Charlene Downes

Charlene Downes

On November 1st, 2003, fourteen-year-old Charlene Elizabeth Caroline Downes vanished from the streets of Blackpool, England. More than twenty-two years later, her case remains one of Lancashire Police’s longest-running unsolved murder investigations, with no body ever recovered and no convictions secured.

Charlene was last seen on CCTV around eleven p.m. that Saturday night on Talbot Road in Blackpool’s town center, after spending time with friends near the North Pier and Carousel Bar. She had kissed her mother goodbye earlier that evening, promising to return home soon. She never did.

Charlene came from a troubled background.

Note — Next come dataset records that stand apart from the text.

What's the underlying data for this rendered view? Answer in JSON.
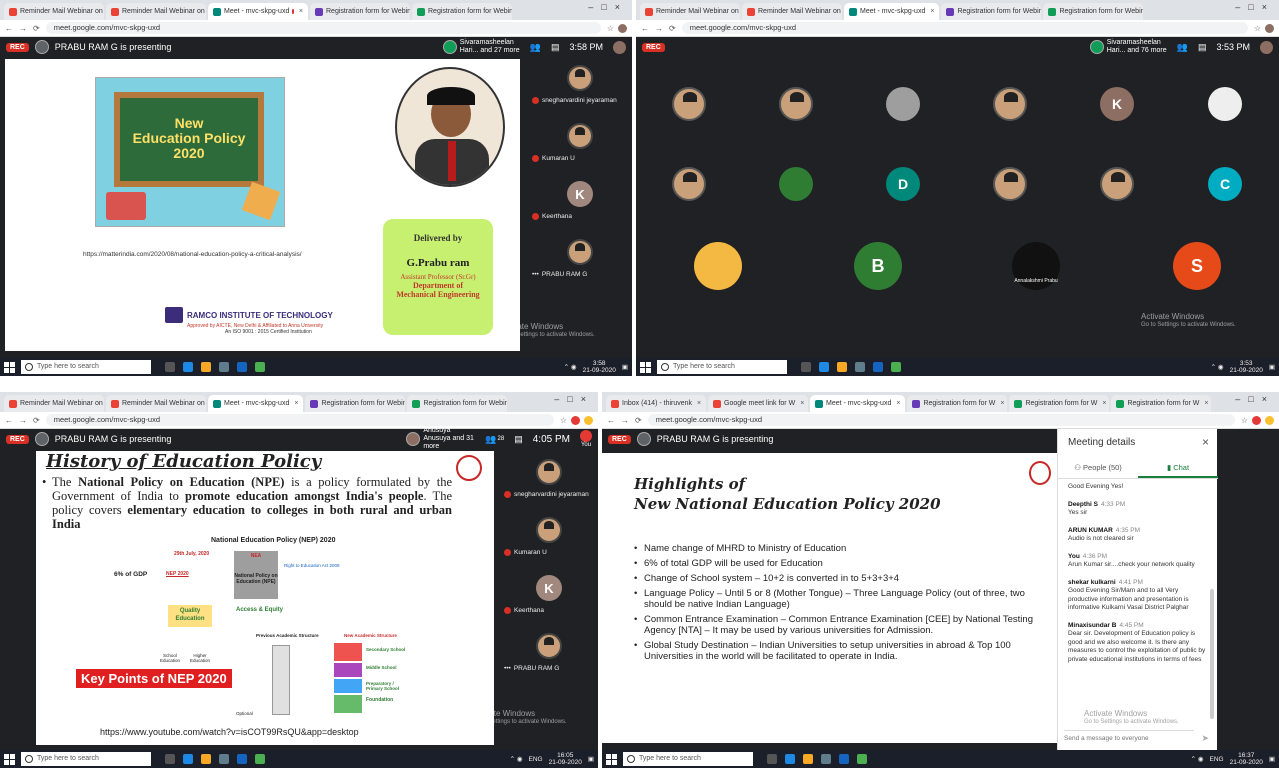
{
  "colors": {
    "rec": "#d93025",
    "meet_bg": "#202124",
    "chat_accent": "#188038",
    "nep_red": "#e02020"
  },
  "tl": {
    "tabs": [
      "Reminder Mail Webinar on N",
      "Reminder Mail Webinar on N",
      "Meet - mvc-skpg-uxd",
      "Registration form for Webinar",
      "Registration form for Webinar"
    ],
    "url": "meet.google.com/mvc-skpg-uxd",
    "rec": "REC",
    "presenting": "PRABU RAM G is presenting",
    "participants": "Sivaramasheelan Hari... and 27 more",
    "time": "3:58 PM",
    "slide": {
      "title_line1": "New",
      "title_line2": "Education Policy",
      "title_line3": "2020",
      "link": "https://matterindia.com/2020/08/national-education-policy-a-critical-analysis/",
      "delivered_by": "Delivered by",
      "speaker": "G.Prabu ram",
      "designation": "Assistant Professor (Sr.Gr)",
      "dept1": "Department of",
      "dept2": "Mechanical Engineering",
      "college": "RAMCO INSTITUTE OF TECHNOLOGY",
      "college_sub": "Approved by AICTE, New Delhi & Affiliated to Anna University",
      "college_iso": "An ISO 9001 : 2015 Certified Institution"
    },
    "side": [
      "snegharvardini jeyaraman",
      "Kumaran U",
      "Keerthana",
      "PRABU RAM G"
    ],
    "k_letter": "K",
    "watermark": "Activate Windows",
    "watermark2": "Go to Settings to activate Windows.",
    "search": "Type here to search",
    "clock": "3:58",
    "date": "21-09-2020"
  },
  "tr": {
    "tabs": [
      "Reminder Mail Webinar on N",
      "Reminder Mail Webinar on N",
      "Meet - mvc-skpg-uxd",
      "Registration form for Webinar",
      "Registration form for Webinar"
    ],
    "url": "meet.google.com/mvc-skpg-uxd",
    "rec": "REC",
    "participants": "Sivaramasheelan Hari... and 76 more",
    "time": "3:53 PM",
    "letters": {
      "k": "K",
      "d": "D",
      "c": "C",
      "b": "B",
      "s": "S"
    },
    "tile_name": "Annalakshmi Prabu",
    "watermark": "Activate Windows",
    "watermark2": "Go to Settings to activate Windows.",
    "search": "Type here to search",
    "clock": "3:53",
    "date": "21-09-2020"
  },
  "bl": {
    "tabs": [
      "Reminder Mail Webinar on N",
      "Reminder Mail Webinar on N",
      "Meet - mvc-skpg-uxd",
      "Registration form for Webinar",
      "Registration form for Webinar"
    ],
    "url": "meet.google.com/mvc-skpg-uxd",
    "rec": "REC",
    "presenting": "PRABU RAM G is presenting",
    "participants": "Anusuya Anusuya and 31 more",
    "count": "28",
    "time": "4:05 PM",
    "you": "You",
    "slide": {
      "title": "History of Education Policy",
      "b_pre": "The ",
      "b_npe": "National Policy on Education (NPE)",
      "b_mid": " is a policy formulated by the Government of India to ",
      "b_promote": "promote education amongst India's people",
      "b_mid2": ". The policy covers ",
      "b_covers": "elementary education to colleges in both rural and urban India",
      "chart_title": "National Education Policy (NEP) 2020",
      "date_label": "29th July, 2020",
      "nea": "NEA",
      "gdp": "6% of GDP",
      "nep": "NEP 2020",
      "npe": "National Policy on Education (NPE)",
      "rte": "Right to Education Act 2009",
      "quality": "Quality Education",
      "access": "Access & Equity",
      "school": "School Education",
      "higher": "Higher Education",
      "present": "Previous Academic Structure",
      "new": "New Academic Structure",
      "secondary": "Secondary School",
      "middle": "Middle School",
      "prep": "Preparatory / Primary School",
      "foundation": "Foundation",
      "optional": "Optional",
      "key_points": "Key Points of NEP 2020",
      "yt": "https://www.youtube.com/watch?v=isCOT99RsQU&app=desktop"
    },
    "side": [
      "snegharvardini jeyaraman",
      "Kumaran U",
      "Keerthana",
      "PRABU RAM G"
    ],
    "k_letter": "K",
    "watermark": "Activate Windows",
    "watermark2": "Go to Settings to activate Windows.",
    "search": "Type here to search",
    "clock": "16:05",
    "date": "21-09-2020",
    "lang": "ENG"
  },
  "br": {
    "tabs": [
      "Inbox (414) - thiruvenk",
      "Google meet link for W",
      "Meet - mvc-skpg-uxd",
      "Registration form for W",
      "Registration form for W",
      "Registration form for W"
    ],
    "url": "meet.google.com/mvc-skpg-uxd",
    "rec": "REC",
    "presenting": "PRABU RAM G is presenting",
    "slide": {
      "title1": "Highlights of",
      "title2": "New National Education Policy 2020",
      "bullets": [
        "Name change of MHRD to Ministry of Education",
        "6% of total GDP will be used for Education",
        "Change of School system – 10+2 is converted in to 5+3+3+4",
        "Language Policy – Until 5 or 8 (Mother Tongue) – Three Language Policy (out of three, two should be native Indian Language)",
        "Common Entrance Examination – Common Entrance Examination [CEE] by National Testing Agency [NTA] – It may be used by various universities for Admission.",
        "Global Study Destination – Indian Universities to setup universities in abroad & Top 100 Universities in the world will be facilitated to operate in India."
      ]
    },
    "panel": {
      "title": "Meeting details",
      "people": "People (50)",
      "chat": "Chat",
      "msgs": [
        {
          "name": "",
          "time": "",
          "text": "Good Evening Yes!"
        },
        {
          "name": "Deepthi S",
          "time": "4:33 PM",
          "text": "Yes sir"
        },
        {
          "name": "ARUN KUMAR",
          "time": "4:35 PM",
          "text": "Audio is not cleared sir"
        },
        {
          "name": "You",
          "time": "4:36 PM",
          "text": "Arun Kumar sir....check your network quality"
        },
        {
          "name": "shekar kulkarni",
          "time": "4:41 PM",
          "text": "Good Evening Sir/Mam and to all Very productive information and presentation is informative Kulkarni Vasai District Palghar"
        },
        {
          "name": "Minaxisundar B",
          "time": "4:45 PM",
          "text": "Dear sir. Development of Education policy is good and we also welcome it. Is there any measures to control the exploitation of public by private educational institutions in terms of fees"
        }
      ],
      "input_placeholder": "Send a message to everyone"
    },
    "watermark": "Activate Windows",
    "watermark2": "Go to Settings to activate Windows.",
    "search": "Type here to search",
    "clock": "16:37",
    "date": "21-09-2020",
    "lang": "ENG"
  }
}
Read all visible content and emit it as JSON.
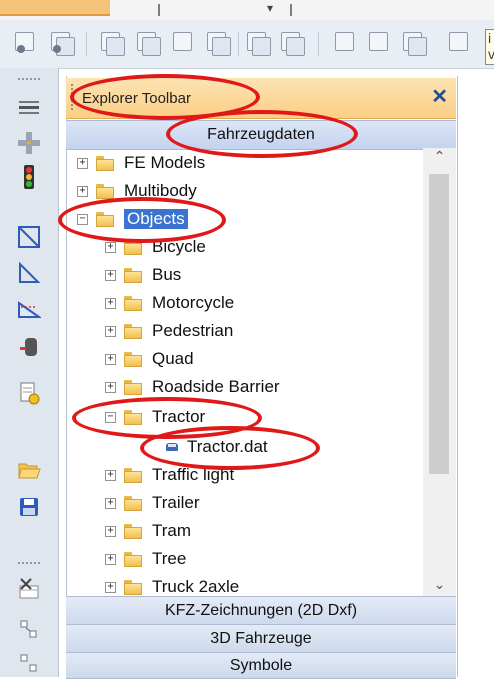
{
  "panel": {
    "title": "Explorer Toolbar",
    "close_glyph": "✕"
  },
  "tooltip": {
    "text": "i\nv"
  },
  "sections": {
    "active": "Fahrzeugdaten",
    "bottom": [
      "KFZ-Zeichnungen (2D Dxf)",
      "3D Fahrzeuge",
      "Symbole"
    ]
  },
  "tree": {
    "root_items": [
      {
        "label": "FE Models",
        "expander": "+",
        "icon": "folder-icon"
      },
      {
        "label": "Multibody",
        "expander": "+",
        "icon": "folder-icon"
      },
      {
        "label": "Objects",
        "expander": "−",
        "icon": "folder-open-icon",
        "selected": true
      }
    ],
    "object_children": [
      {
        "label": "Bicycle",
        "expander": "+"
      },
      {
        "label": "Bus",
        "expander": "+"
      },
      {
        "label": "Motorcycle",
        "expander": "+"
      },
      {
        "label": "Pedestrian",
        "expander": "+"
      },
      {
        "label": "Quad",
        "expander": "+"
      },
      {
        "label": "Roadside Barrier",
        "expander": "+"
      },
      {
        "label": "Tractor",
        "expander": "−"
      },
      {
        "label": "Traffic light",
        "expander": "+"
      },
      {
        "label": "Trailer",
        "expander": "+"
      },
      {
        "label": "Tram",
        "expander": "+"
      },
      {
        "label": "Tree",
        "expander": "+"
      },
      {
        "label": "Truck 2axle",
        "expander": "+"
      }
    ],
    "tractor_file": {
      "label": "Tractor.dat",
      "icon": "vehicle-file-icon"
    }
  },
  "colors": {
    "accent_orange": "#fbcf84",
    "section_blue": "#ccd8ec",
    "selection": "#3b74cf",
    "annotation_red": "#e01818"
  }
}
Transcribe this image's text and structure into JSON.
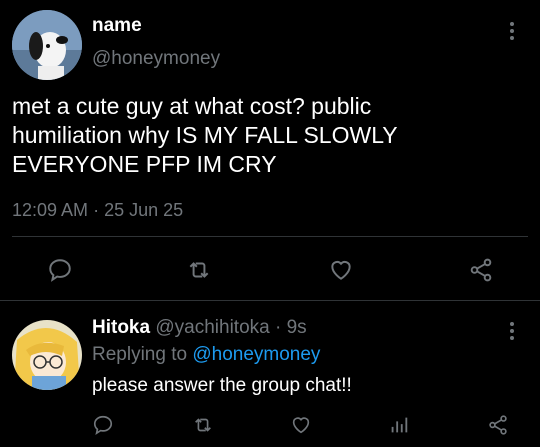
{
  "tweet": {
    "display_name": "name",
    "handle": "@honeymoney",
    "text": "met a cute guy at what cost? public humiliation why IS MY FALL SLOWLY EVERYONE PFP IM CRY",
    "time": "12:09 AM",
    "separator": "·",
    "date": "25 Jun 25",
    "actions": [
      "reply-icon",
      "retweet-icon",
      "like-icon",
      "share-icon"
    ]
  },
  "reply": {
    "display_name": "Hitoka",
    "handle": "@yachihitoka",
    "separator": "·",
    "age": "9s",
    "replying_prefix": "Replying to",
    "replying_to": "@honeymoney",
    "text": "please answer the group chat!!",
    "actions": [
      "reply-icon",
      "retweet-icon",
      "like-icon",
      "analytics-icon",
      "share-icon"
    ]
  },
  "colors": {
    "background": "#000000",
    "text": "#ffffff",
    "muted": "#71767b",
    "link": "#1d9bf0",
    "divider": "#2f3336"
  }
}
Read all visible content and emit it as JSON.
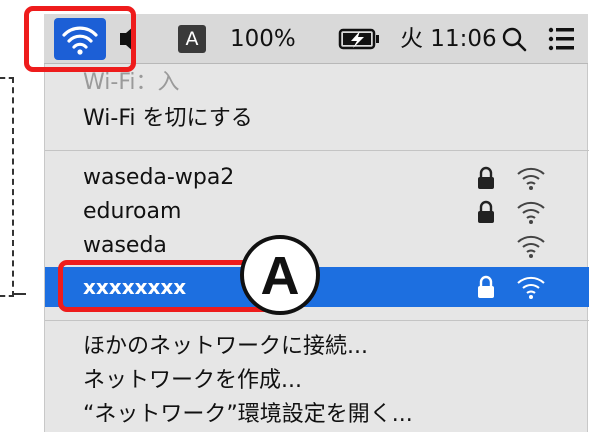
{
  "menubar": {
    "input_mode": "A",
    "battery_percent": "100%",
    "clock": "火 11:06"
  },
  "wifi_menu": {
    "status": "Wi-Fi：入",
    "toggle": "Wi-Fi を切にする",
    "networks": [
      {
        "name": "waseda-wpa2",
        "locked": true
      },
      {
        "name": "eduroam",
        "locked": true
      },
      {
        "name": "waseda",
        "locked": false
      },
      {
        "name": "xxxxxxxx",
        "locked": true,
        "selected": true
      }
    ],
    "actions": {
      "join_other": "ほかのネットワークに接続...",
      "create": "ネットワークを作成...",
      "open_prefs": "“ネットワーク”環境設定を開く..."
    }
  },
  "annotations": {
    "badge_letter": "A",
    "callout_color": "#ee1c1c"
  },
  "colors": {
    "selection": "#1d6fe0",
    "active_icon_bg": "#1c5fd6"
  }
}
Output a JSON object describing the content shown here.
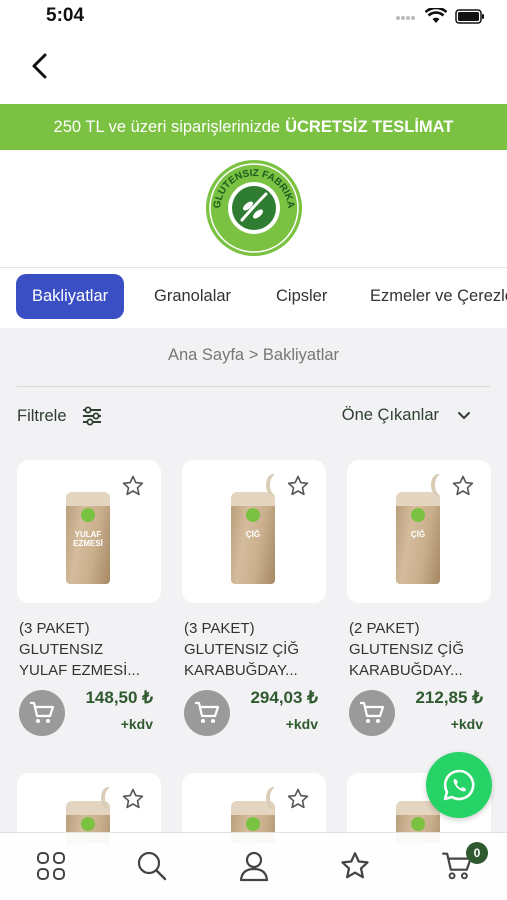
{
  "status": {
    "time": "5:04"
  },
  "promo": {
    "text": "250 TL ve üzeri siparişlerinizde",
    "bold": "ÜCRETSİZ TESLİMAT"
  },
  "logo": {
    "text": "GLUTENSIZ FABRIKA"
  },
  "categories": [
    "Bakliyatlar",
    "Granolalar",
    "Cipsler",
    "Ezmeler ve Çerezler"
  ],
  "breadcrumb": {
    "home": "Ana Sayfa",
    "sep": ">",
    "current": "Bakliyatlar"
  },
  "filter": {
    "label": "Filtrele"
  },
  "sort": {
    "label": "Öne Çıkanlar"
  },
  "products": [
    {
      "line1": "(3 PAKET)",
      "line2": "GLUTENSIZ",
      "line3": "YULAF EZMESİ...",
      "price": "148,50 ₺",
      "tax": "+kdv",
      "bag_label": "YULAF EZMESİ"
    },
    {
      "line1": "(3 PAKET)",
      "line2": "GLUTENSIZ ÇİĞ",
      "line3": "KARABUĞDAY...",
      "price": "294,03 ₺",
      "tax": "+kdv",
      "bag_label": "ÇİĞ"
    },
    {
      "line1": "(2 PAKET)",
      "line2": "GLUTENSIZ ÇİĞ",
      "line3": "KARABUĞDAY...",
      "price": "212,85 ₺",
      "tax": "+kdv",
      "bag_label": "ÇİĞ"
    }
  ],
  "cart": {
    "count": "0"
  },
  "colors": {
    "brand_green": "#7bc142",
    "accent_blue": "#3b4fc4",
    "price_green": "#2f5a2f",
    "whatsapp": "#25d366"
  }
}
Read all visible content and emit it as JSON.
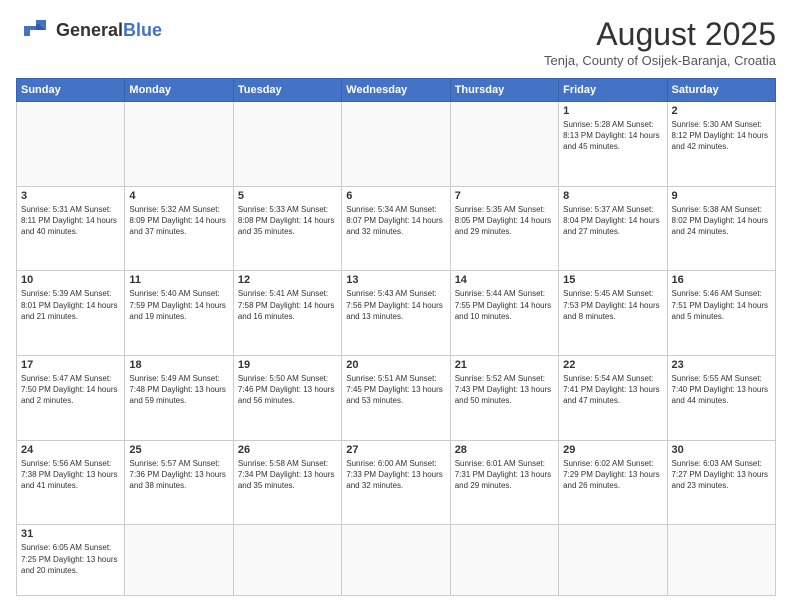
{
  "header": {
    "logo_general": "General",
    "logo_blue": "Blue",
    "month_year": "August 2025",
    "location": "Tenja, County of Osijek-Baranja, Croatia"
  },
  "weekdays": [
    "Sunday",
    "Monday",
    "Tuesday",
    "Wednesday",
    "Thursday",
    "Friday",
    "Saturday"
  ],
  "weeks": [
    [
      {
        "day": "",
        "info": ""
      },
      {
        "day": "",
        "info": ""
      },
      {
        "day": "",
        "info": ""
      },
      {
        "day": "",
        "info": ""
      },
      {
        "day": "",
        "info": ""
      },
      {
        "day": "1",
        "info": "Sunrise: 5:28 AM\nSunset: 8:13 PM\nDaylight: 14 hours\nand 45 minutes."
      },
      {
        "day": "2",
        "info": "Sunrise: 5:30 AM\nSunset: 8:12 PM\nDaylight: 14 hours\nand 42 minutes."
      }
    ],
    [
      {
        "day": "3",
        "info": "Sunrise: 5:31 AM\nSunset: 8:11 PM\nDaylight: 14 hours\nand 40 minutes."
      },
      {
        "day": "4",
        "info": "Sunrise: 5:32 AM\nSunset: 8:09 PM\nDaylight: 14 hours\nand 37 minutes."
      },
      {
        "day": "5",
        "info": "Sunrise: 5:33 AM\nSunset: 8:08 PM\nDaylight: 14 hours\nand 35 minutes."
      },
      {
        "day": "6",
        "info": "Sunrise: 5:34 AM\nSunset: 8:07 PM\nDaylight: 14 hours\nand 32 minutes."
      },
      {
        "day": "7",
        "info": "Sunrise: 5:35 AM\nSunset: 8:05 PM\nDaylight: 14 hours\nand 29 minutes."
      },
      {
        "day": "8",
        "info": "Sunrise: 5:37 AM\nSunset: 8:04 PM\nDaylight: 14 hours\nand 27 minutes."
      },
      {
        "day": "9",
        "info": "Sunrise: 5:38 AM\nSunset: 8:02 PM\nDaylight: 14 hours\nand 24 minutes."
      }
    ],
    [
      {
        "day": "10",
        "info": "Sunrise: 5:39 AM\nSunset: 8:01 PM\nDaylight: 14 hours\nand 21 minutes."
      },
      {
        "day": "11",
        "info": "Sunrise: 5:40 AM\nSunset: 7:59 PM\nDaylight: 14 hours\nand 19 minutes."
      },
      {
        "day": "12",
        "info": "Sunrise: 5:41 AM\nSunset: 7:58 PM\nDaylight: 14 hours\nand 16 minutes."
      },
      {
        "day": "13",
        "info": "Sunrise: 5:43 AM\nSunset: 7:56 PM\nDaylight: 14 hours\nand 13 minutes."
      },
      {
        "day": "14",
        "info": "Sunrise: 5:44 AM\nSunset: 7:55 PM\nDaylight: 14 hours\nand 10 minutes."
      },
      {
        "day": "15",
        "info": "Sunrise: 5:45 AM\nSunset: 7:53 PM\nDaylight: 14 hours\nand 8 minutes."
      },
      {
        "day": "16",
        "info": "Sunrise: 5:46 AM\nSunset: 7:51 PM\nDaylight: 14 hours\nand 5 minutes."
      }
    ],
    [
      {
        "day": "17",
        "info": "Sunrise: 5:47 AM\nSunset: 7:50 PM\nDaylight: 14 hours\nand 2 minutes."
      },
      {
        "day": "18",
        "info": "Sunrise: 5:49 AM\nSunset: 7:48 PM\nDaylight: 13 hours\nand 59 minutes."
      },
      {
        "day": "19",
        "info": "Sunrise: 5:50 AM\nSunset: 7:46 PM\nDaylight: 13 hours\nand 56 minutes."
      },
      {
        "day": "20",
        "info": "Sunrise: 5:51 AM\nSunset: 7:45 PM\nDaylight: 13 hours\nand 53 minutes."
      },
      {
        "day": "21",
        "info": "Sunrise: 5:52 AM\nSunset: 7:43 PM\nDaylight: 13 hours\nand 50 minutes."
      },
      {
        "day": "22",
        "info": "Sunrise: 5:54 AM\nSunset: 7:41 PM\nDaylight: 13 hours\nand 47 minutes."
      },
      {
        "day": "23",
        "info": "Sunrise: 5:55 AM\nSunset: 7:40 PM\nDaylight: 13 hours\nand 44 minutes."
      }
    ],
    [
      {
        "day": "24",
        "info": "Sunrise: 5:56 AM\nSunset: 7:38 PM\nDaylight: 13 hours\nand 41 minutes."
      },
      {
        "day": "25",
        "info": "Sunrise: 5:57 AM\nSunset: 7:36 PM\nDaylight: 13 hours\nand 38 minutes."
      },
      {
        "day": "26",
        "info": "Sunrise: 5:58 AM\nSunset: 7:34 PM\nDaylight: 13 hours\nand 35 minutes."
      },
      {
        "day": "27",
        "info": "Sunrise: 6:00 AM\nSunset: 7:33 PM\nDaylight: 13 hours\nand 32 minutes."
      },
      {
        "day": "28",
        "info": "Sunrise: 6:01 AM\nSunset: 7:31 PM\nDaylight: 13 hours\nand 29 minutes."
      },
      {
        "day": "29",
        "info": "Sunrise: 6:02 AM\nSunset: 7:29 PM\nDaylight: 13 hours\nand 26 minutes."
      },
      {
        "day": "30",
        "info": "Sunrise: 6:03 AM\nSunset: 7:27 PM\nDaylight: 13 hours\nand 23 minutes."
      }
    ],
    [
      {
        "day": "31",
        "info": "Sunrise: 6:05 AM\nSunset: 7:25 PM\nDaylight: 13 hours\nand 20 minutes."
      },
      {
        "day": "",
        "info": ""
      },
      {
        "day": "",
        "info": ""
      },
      {
        "day": "",
        "info": ""
      },
      {
        "day": "",
        "info": ""
      },
      {
        "day": "",
        "info": ""
      },
      {
        "day": "",
        "info": ""
      }
    ]
  ]
}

Her family was known to social services, and she had a history of truancy from St. George’s School. By age fourteen, she was frequently absent from home, associating with older individuals in Blackpool’s nightlife scene. Police later revealed that Charlene was one of approximately sixty local girls—some as young as eleven—being sexually exploited through “localized grooming.” Young girls were reportedly plied with food, alcohol, cigarettes, and affection by men working in fast-food takeaways in exchange for sexual acts.

Initially treated as a runaway, her case was reclassified as a murder inquiry in 2006 when evidence suggested she had been killed shortly after her last sighting.

The police investigation uncovered widespread child sexual exploitation in Blackpool, centered around takeaway shops. In 2007, two men—Iyad Albattikhi, owner of a local food outlet, charged with murder, and Mohammed Raveshi, charged with helping dispose of the body—stood trial at Preston Crown Court.

Prosecution allegations included lurid claims that Charlene’s body had been dismembered and mixed into kebab meat, fueling sensational media coverage that dubbed her the “kebab girl.” However, the jury failed to reach a verdict in 2007. A retrial was ordered but collapsed in 2008 due to serious flaws in the police evidence, particularly unreliable covert audio recordings and mishandling of surveillance material.

An Independent Police Complaints Commission (IPCC) review in 2009 identified a “catalogue of errors” by Lancashire Constabulary, leading to disciplinary action against officers, including one forced to resign. The accused men were acquitted, later receiving compensation for wrongful imprisonment. Police have since debunked the “kebab meat” theory as unfounded rumor lacking forensic support.

Subsequent arrests, including a fifty-one-year-old man in 2017, led nowhere. A £100,000 reward for information leading to a conviction remains active.

Charlene’s mother, Karen Downes, has continued campaigning, welcoming a 2025 national inquiry into grooming gangs and calling for justice. Recent podcasts and articles, such as Nicola Thorp’s 2025 series Charlene: Somebody Knows Something, have revisited the case, highlighting systemic failures: police delays, class biases in treating vulnerable girls as “child prostitutes,” and potential abuse closer to home.

The case has also been exploited by far-right groups, amplifying racist narratives around the accused men’s Middle Eastern heritage, while downplaying broader issues of child exploitation.

As of January 2026, the investigation remains open. Lancashire Police believe Charlene was murdered, likely a victim of the grooming networks she was entangled in. Yet, without new evidence, her fate—and her killer—remain unknown.